Teslim Balogun

Personal information
- Full name: Tesilimi Olawale Ayinde Balogun
- Date of birth: 27 March 1931
- Place of birth: Lagos, Nigeria
- Date of death: 30 July 1972 (aged 41)
- Place of death: Nigeria
- Position: Striker

Senior career*
- Years: Team / Apps / (Gls)
- Apapa Bombers
- 1947: Marine Athletics
- UAC XI
- 1949: Railways XI
- 1951: Jos XI
- 1952: Pan Bank Team
- 1953: Dynamos Club
- SCOA XI
- 1955–1956: Peterborough United / 0 / (0)
- 1956: Skegness Town
- 1956–1957: Queens Park Rangers / 13 / (3)
- 1957–1958: Holbeach United
- 1959–1961: Ibadan Lions

International career
- 1948–1960: Nigeria

= Teslim Balogun =

Nigerian footballer (1931–1972)

Tesilimi Olawale Ayinde "Teslim" Balogun (27 March 1931 – 30 July 1972) was a Nigerian football player and coach. Balogun played at both professional and international levels as a striker, before becoming Africa's first qualified professional football coach.

==Playing career==
Educated in Port Harcourt and graduating from St. Mary's Catholic School, Balogun played in his native Nigeria for a number of teams, including Apapa Bombers, Marine Athletics, UAC XI, Railways XI, Jos XI, Pan Bank Team, Dynamos Club and SCOA XI. During his time in Nigeria, Balogun won the Challenge Cup a total of five times in seven finals. He was the first player to score a hat-trick in the competition, in Pan Bank's 6–1 rout of Warri in 1953.

After originally touring with a Nigerian select team in 1949, Balogun returned to the UK in August 1955 to sign with Peterborough United. However, Balogun never made a league appearance for Peterborough, and spent time with Skegness Town before signing with Queens Park Rangers, scoring 3 goals in 13 appearances in the Football League during the 1956–57 season. After leaving QPR, Balogun returned to non-League football, playing with Holbeach United.

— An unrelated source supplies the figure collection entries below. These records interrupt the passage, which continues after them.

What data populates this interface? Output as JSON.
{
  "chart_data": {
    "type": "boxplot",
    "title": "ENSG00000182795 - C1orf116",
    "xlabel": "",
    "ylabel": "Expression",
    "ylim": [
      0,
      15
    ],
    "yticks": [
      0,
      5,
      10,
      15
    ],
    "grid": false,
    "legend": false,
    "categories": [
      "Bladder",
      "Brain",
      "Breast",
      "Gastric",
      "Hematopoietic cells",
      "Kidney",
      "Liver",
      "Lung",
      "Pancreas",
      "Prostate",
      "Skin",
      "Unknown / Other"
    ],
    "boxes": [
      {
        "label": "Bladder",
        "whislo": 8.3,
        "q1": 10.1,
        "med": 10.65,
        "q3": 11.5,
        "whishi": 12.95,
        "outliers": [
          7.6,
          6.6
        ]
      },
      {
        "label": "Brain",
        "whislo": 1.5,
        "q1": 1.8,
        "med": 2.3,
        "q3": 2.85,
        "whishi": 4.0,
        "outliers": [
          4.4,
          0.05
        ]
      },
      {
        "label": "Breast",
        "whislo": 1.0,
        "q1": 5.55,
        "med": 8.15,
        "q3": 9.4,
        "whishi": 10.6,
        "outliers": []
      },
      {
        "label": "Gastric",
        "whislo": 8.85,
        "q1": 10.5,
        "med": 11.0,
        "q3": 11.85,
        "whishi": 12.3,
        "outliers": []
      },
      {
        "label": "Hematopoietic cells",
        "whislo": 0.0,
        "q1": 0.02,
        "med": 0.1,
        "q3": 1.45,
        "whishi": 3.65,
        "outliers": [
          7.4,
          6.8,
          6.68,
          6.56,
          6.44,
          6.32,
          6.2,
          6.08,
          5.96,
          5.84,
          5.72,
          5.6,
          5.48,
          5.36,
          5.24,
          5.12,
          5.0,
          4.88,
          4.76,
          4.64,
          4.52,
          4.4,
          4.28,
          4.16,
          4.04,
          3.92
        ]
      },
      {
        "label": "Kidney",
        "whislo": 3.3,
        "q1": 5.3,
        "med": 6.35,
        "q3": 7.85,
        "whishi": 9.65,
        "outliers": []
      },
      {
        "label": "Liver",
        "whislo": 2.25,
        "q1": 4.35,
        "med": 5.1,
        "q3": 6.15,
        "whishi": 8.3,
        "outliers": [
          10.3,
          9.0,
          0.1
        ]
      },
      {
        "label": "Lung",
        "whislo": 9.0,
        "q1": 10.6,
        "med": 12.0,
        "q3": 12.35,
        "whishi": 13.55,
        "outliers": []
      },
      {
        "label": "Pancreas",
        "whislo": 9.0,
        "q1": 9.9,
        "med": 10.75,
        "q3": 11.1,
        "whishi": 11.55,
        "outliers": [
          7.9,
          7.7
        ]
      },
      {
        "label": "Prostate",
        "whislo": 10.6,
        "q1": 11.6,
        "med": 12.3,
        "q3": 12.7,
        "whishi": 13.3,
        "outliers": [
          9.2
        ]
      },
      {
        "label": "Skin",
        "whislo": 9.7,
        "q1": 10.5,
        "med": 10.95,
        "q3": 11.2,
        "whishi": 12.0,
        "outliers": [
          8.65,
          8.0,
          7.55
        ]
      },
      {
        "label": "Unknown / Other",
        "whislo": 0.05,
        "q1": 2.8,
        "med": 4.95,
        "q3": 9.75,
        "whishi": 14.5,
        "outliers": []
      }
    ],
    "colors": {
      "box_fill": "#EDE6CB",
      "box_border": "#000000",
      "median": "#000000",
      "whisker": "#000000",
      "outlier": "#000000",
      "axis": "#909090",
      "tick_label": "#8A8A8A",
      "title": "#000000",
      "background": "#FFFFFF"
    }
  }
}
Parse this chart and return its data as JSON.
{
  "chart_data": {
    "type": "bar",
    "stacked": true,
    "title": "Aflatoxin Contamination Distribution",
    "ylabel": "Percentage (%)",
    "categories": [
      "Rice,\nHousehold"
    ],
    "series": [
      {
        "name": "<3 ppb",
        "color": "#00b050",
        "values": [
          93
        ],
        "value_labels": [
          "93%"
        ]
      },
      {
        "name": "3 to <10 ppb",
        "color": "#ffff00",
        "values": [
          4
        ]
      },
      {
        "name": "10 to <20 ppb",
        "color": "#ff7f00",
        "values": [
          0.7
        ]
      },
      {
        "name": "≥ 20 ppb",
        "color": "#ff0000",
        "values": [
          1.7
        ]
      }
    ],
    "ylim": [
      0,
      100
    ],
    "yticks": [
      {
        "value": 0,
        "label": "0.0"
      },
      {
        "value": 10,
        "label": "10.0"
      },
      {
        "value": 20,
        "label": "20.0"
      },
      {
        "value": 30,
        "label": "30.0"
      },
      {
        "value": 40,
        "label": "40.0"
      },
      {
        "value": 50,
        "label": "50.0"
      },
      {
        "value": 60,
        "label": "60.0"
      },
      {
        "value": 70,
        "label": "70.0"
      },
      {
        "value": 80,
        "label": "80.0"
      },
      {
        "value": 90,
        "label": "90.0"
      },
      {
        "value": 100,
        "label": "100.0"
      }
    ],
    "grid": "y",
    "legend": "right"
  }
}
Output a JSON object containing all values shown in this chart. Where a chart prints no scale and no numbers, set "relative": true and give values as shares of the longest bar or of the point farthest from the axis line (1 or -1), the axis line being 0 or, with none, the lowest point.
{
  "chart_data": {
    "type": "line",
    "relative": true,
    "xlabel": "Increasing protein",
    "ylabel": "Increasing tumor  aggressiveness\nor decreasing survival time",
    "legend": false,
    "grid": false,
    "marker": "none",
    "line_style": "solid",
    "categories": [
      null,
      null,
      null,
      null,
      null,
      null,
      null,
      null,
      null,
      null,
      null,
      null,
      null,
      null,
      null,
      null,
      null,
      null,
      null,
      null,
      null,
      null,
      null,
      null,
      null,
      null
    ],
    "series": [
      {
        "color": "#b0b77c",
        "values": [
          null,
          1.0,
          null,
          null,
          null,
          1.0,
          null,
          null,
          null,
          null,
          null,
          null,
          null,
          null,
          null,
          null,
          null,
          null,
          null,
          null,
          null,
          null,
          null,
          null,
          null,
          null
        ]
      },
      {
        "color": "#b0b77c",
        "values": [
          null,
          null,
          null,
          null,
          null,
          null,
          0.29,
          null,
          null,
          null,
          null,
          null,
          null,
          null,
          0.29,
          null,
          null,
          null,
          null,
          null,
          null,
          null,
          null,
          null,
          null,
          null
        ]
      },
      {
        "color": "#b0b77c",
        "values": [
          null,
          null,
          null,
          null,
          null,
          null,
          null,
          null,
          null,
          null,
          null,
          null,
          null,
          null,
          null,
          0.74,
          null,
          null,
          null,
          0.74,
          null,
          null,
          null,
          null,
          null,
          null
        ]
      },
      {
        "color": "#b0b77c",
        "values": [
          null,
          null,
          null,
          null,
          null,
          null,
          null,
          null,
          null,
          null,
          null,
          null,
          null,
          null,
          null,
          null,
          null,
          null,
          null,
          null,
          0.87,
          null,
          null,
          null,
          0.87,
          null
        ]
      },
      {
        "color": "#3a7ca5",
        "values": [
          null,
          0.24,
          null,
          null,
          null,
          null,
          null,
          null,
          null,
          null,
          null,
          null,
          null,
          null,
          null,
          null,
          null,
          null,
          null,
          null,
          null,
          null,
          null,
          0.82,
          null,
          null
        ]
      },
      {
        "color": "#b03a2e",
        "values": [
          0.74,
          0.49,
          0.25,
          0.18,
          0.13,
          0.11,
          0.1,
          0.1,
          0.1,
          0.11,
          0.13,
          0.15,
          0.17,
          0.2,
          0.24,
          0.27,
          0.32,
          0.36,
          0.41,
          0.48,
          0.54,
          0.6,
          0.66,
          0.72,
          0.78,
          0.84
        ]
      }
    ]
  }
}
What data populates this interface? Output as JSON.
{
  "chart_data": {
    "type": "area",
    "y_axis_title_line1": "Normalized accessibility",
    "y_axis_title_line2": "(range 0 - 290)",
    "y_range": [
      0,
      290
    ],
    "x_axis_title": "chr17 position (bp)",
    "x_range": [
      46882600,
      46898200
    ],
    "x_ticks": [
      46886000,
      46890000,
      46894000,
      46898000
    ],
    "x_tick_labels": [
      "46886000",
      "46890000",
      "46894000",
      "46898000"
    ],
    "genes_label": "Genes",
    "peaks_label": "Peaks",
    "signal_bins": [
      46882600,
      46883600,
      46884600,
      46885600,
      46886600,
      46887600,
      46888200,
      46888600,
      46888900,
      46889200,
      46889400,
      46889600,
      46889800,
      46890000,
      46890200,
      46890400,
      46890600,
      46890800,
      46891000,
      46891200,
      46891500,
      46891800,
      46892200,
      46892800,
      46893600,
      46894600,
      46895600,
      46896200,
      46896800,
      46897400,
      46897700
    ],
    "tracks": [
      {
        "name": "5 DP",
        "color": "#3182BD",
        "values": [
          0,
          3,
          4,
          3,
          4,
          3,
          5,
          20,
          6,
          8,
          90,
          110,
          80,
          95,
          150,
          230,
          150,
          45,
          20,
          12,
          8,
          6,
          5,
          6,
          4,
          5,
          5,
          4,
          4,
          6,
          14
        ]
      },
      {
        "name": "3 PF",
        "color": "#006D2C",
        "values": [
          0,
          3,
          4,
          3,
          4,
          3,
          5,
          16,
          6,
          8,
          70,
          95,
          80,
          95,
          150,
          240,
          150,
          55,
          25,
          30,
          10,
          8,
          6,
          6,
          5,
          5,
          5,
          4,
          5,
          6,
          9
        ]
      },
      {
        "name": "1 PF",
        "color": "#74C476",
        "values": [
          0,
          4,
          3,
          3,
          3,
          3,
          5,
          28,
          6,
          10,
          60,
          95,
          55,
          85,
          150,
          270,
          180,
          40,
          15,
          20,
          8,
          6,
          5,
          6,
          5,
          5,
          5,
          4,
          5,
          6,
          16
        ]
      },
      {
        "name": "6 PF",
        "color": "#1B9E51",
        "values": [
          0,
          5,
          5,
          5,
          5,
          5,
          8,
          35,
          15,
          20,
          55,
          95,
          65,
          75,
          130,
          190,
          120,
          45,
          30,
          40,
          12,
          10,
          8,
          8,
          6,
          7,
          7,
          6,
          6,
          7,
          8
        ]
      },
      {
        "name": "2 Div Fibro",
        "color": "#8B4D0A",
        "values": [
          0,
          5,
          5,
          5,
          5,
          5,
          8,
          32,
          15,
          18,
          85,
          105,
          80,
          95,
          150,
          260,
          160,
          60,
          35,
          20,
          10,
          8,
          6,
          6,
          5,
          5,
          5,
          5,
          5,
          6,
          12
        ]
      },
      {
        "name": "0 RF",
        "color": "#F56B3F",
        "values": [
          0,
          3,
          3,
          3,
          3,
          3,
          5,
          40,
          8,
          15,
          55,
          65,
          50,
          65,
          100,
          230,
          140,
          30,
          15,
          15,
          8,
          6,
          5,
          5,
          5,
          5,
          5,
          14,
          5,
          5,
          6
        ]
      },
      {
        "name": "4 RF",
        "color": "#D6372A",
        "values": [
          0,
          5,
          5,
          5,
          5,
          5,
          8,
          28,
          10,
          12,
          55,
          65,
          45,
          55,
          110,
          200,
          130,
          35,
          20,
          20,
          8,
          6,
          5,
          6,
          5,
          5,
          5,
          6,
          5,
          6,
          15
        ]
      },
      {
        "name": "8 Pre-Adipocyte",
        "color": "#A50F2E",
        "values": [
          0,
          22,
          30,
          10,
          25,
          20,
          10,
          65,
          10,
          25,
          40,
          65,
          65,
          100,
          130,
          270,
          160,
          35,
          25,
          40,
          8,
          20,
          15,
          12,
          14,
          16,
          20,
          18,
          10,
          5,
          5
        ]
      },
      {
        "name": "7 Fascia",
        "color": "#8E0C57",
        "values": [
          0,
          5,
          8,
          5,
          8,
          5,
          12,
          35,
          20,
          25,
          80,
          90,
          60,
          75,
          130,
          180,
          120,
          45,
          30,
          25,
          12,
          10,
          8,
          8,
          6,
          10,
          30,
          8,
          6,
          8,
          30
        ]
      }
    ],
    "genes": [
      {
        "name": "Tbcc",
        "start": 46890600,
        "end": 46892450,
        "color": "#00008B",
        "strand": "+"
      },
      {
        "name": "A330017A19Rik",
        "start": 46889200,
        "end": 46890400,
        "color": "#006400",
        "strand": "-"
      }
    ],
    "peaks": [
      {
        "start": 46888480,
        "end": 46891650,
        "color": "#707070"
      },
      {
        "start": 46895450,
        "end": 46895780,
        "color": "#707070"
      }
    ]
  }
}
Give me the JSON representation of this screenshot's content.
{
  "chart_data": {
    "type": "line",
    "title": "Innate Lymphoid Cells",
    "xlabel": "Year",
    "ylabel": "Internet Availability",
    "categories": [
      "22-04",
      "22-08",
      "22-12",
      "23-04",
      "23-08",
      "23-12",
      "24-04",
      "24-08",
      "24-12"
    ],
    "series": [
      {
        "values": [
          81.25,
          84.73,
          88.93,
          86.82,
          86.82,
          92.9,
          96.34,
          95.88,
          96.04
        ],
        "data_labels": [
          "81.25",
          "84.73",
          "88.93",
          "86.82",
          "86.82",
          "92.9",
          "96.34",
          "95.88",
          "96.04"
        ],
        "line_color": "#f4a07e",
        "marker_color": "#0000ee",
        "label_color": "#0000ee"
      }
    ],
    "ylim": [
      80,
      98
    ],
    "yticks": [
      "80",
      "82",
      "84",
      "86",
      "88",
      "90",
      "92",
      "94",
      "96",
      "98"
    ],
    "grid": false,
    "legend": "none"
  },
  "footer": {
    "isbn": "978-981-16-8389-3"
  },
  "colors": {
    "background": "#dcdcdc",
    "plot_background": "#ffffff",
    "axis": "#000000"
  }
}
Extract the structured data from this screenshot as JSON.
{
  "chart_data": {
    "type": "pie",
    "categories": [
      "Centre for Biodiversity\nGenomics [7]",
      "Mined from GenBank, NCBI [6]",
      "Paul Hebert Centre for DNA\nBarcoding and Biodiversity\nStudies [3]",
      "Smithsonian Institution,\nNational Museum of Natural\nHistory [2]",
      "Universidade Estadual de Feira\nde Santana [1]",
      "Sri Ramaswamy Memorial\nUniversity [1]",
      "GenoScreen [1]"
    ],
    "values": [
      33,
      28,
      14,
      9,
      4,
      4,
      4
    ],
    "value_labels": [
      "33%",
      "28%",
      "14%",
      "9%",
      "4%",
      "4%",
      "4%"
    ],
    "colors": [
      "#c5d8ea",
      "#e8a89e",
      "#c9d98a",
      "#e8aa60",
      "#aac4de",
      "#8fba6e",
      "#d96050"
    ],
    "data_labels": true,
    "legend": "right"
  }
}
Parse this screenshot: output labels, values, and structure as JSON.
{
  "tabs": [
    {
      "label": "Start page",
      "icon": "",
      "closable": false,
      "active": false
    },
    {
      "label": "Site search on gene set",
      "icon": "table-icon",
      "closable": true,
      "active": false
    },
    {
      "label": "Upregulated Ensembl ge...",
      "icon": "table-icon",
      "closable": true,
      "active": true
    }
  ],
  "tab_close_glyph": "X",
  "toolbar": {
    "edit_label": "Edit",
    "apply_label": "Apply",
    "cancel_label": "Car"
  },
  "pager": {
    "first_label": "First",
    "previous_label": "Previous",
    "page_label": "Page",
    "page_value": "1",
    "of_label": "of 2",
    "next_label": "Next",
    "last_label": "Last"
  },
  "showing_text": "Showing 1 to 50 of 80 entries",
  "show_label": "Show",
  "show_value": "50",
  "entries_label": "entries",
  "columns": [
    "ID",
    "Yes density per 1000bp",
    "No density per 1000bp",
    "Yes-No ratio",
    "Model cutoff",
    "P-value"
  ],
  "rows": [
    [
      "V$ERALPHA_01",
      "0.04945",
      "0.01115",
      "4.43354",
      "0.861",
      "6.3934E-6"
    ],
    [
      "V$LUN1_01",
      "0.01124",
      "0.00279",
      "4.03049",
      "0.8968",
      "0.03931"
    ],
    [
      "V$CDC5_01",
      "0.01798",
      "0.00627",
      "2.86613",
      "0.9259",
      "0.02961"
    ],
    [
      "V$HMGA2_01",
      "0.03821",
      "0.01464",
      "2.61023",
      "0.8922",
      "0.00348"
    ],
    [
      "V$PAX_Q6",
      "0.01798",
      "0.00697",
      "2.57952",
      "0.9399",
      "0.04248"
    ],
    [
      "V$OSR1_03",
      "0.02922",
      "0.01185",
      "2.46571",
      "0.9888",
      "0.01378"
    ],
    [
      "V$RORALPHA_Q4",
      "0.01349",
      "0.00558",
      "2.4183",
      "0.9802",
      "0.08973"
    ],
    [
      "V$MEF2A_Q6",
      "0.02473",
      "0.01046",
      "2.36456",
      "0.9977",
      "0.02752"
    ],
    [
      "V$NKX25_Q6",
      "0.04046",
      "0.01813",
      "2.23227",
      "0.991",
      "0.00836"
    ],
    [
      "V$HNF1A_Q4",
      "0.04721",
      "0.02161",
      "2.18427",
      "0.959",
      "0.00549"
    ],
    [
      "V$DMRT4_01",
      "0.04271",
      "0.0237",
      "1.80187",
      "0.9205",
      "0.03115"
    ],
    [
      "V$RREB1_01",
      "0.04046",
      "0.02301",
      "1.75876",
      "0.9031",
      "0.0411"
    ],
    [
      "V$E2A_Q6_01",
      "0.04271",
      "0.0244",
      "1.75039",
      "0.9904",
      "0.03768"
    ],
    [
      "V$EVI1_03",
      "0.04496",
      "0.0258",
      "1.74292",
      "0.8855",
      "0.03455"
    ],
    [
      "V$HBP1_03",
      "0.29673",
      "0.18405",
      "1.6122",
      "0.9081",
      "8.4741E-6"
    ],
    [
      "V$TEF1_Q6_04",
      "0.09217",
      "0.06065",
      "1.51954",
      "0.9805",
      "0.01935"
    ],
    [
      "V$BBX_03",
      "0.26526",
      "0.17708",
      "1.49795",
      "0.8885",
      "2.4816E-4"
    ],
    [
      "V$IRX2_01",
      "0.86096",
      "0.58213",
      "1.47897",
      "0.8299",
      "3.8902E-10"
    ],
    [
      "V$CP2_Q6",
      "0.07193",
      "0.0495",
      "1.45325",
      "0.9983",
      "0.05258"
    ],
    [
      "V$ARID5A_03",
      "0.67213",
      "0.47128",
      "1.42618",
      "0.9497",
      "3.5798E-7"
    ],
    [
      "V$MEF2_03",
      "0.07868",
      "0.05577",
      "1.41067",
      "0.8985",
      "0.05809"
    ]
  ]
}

Balogun was also a member of the Nigerian national side for 12 years.

==Coaching career==
Balogun became the first African to qualify as a professional coach. He was the coach for the Nigeria football team at the 1968 Summer Olympics.

==Legacy==
The Teslim Balogun Stadium in the Nigerian city of Lagos is named after him. The Teslim Balogun Foundation was founded after his death to assist the families of Nigerian ex-international footballers who may have fallen on hard times.

==Personal life==
Balogun was nicknamed "Thunder" because of his powerful shot, and was also known as "Balinga" for a similar reason. During his time touring schools to coach youngsters, he was nicknamed "Baba Ball."

Balogun died in his sleep on 30 July 1972, at the age of 45. He had eight children.